It rained overnight, and was forecast to rain for a lot of the day. So when we woke early to find it wasn’t raining and the tent was dry, we got it quickly packed up. We cycled into the centre of Grenoble (the camping was in the outskirts), looking for breakfast. We passed lots of nice bakeries on the way in, only to find nothing open in the old centre. We tried to ride up the hill to the Bastille fortress, but the 20% incline defeated us and it was too far to push our bikes. Most visitors take a cable car.

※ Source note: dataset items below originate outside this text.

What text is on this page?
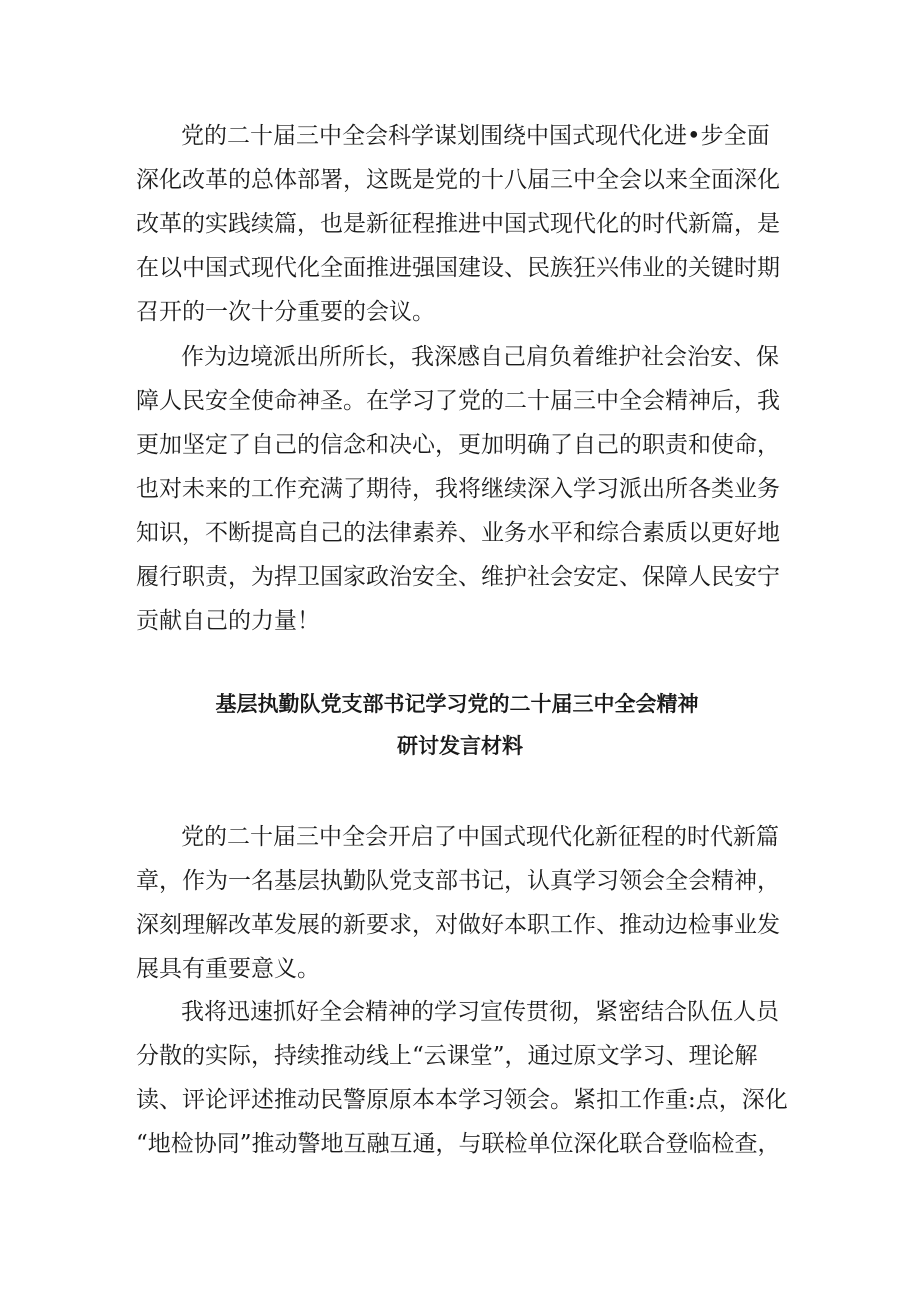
党的二十届三中全会科学谋划围绕中国式现代化进•步全面
深化改革的总体部署，这既是党的十八届三中全会以来全面深化
改革的实践续篇，也是新征程推进中国式现代化的时代新篇，是
在以中国式现代化全面推进强国建设、民族狂兴伟业的关键时期
召开的一次十分重要的会议。
作为边境派出所所长，我深感自己肩负着维护社会治安、保
障人民安全使命神圣。在学习了党的二十届三中全会精神后，我
更加坚定了自己的信念和决心，更加明确了自己的职责和使命，
也对未来的工作充满了期待，我将继续深入学习派出所各类业务
知识，不断提高自己的法律素养、业务水平和综合素质以更好地
履行职责，为捍卫国家政治安全、维护社会安定、保障人民安宁
贡献自己的力量！
基层执勤队党支部书记学习党的二十届三中全会精神
研讨发言材料
党的二十届三中全会开启了中国式现代化新征程的时代新篇
章，作为一名基层执勤队党支部书记，认真学习领会全会精神，
深刻理解改革发展的新要求，对做好本职工作、推动边检事业发
展具有重要意义。
我将迅速抓好全会精神的学习宣传贯彻，紧密结合队伍人员
分散的实际，持续推动线上“云课堂”，通过原文学习、理论解
读、评论评述推动民警原原本本学习领会。紧扣工作重:点，深化
“地检协同”推动警地互融互通，与联检单位深化联合登临检查，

We rode along the river for a while and then back over a bridge into the old city. Here we found a lovely bakery to enjoy coffee and croissants for our last morning in France. After a look around the various buildings and squares of the old part of town, we decided to get the train to Valence, so we could spend the rest of the day there before our coach picked us up. We bought our tickets from the machine at the station, and it turned out the next train to Valence capable of carrying bikes wasn’t leaving for almost two hours. So we rode back into town and found a bar with a terrace on a smaller square, where we could watch the locals go about their shopping at the market in the square (and compare their wheeled shopping carts).
It was all straightforward getting our bikes on the train. The journey was just over an hour, through lovely Provence countryside with the mountains in the background. Valence was great, and the sun even came out for most of the afternoon. We stocked up on lots of bread, pastries and desserts (even visiting the same bakery twice). Valence is smaller than Grenoble, but more pleasant I think.
We had our picnic lunch in a big open area with benches and pavilions on top of a parking garage. It looked out over the town park, and toward the mountains. Black clouds were rolling in, and it was really windy, but the clouds were passing over without it raining.
After a quick detour back through the town centre so Rodney could buy macarons for his colleagues, we cycled out of town to an industrial area in the south to our rendezvous point with the coach (close to the motorway for easy access). There was another cycle tourist already there so we had someone to chat to as the coach was delayed.
The coach drove through the night and arrived at the ferry terminal in Calais early the next morning. There were lots of coaches waiting to get on, so we had a longer wait for immigration. The ferry crossing is only an hour and a half, and our drop off point in Newport Pagnell was only a few hours from Dover.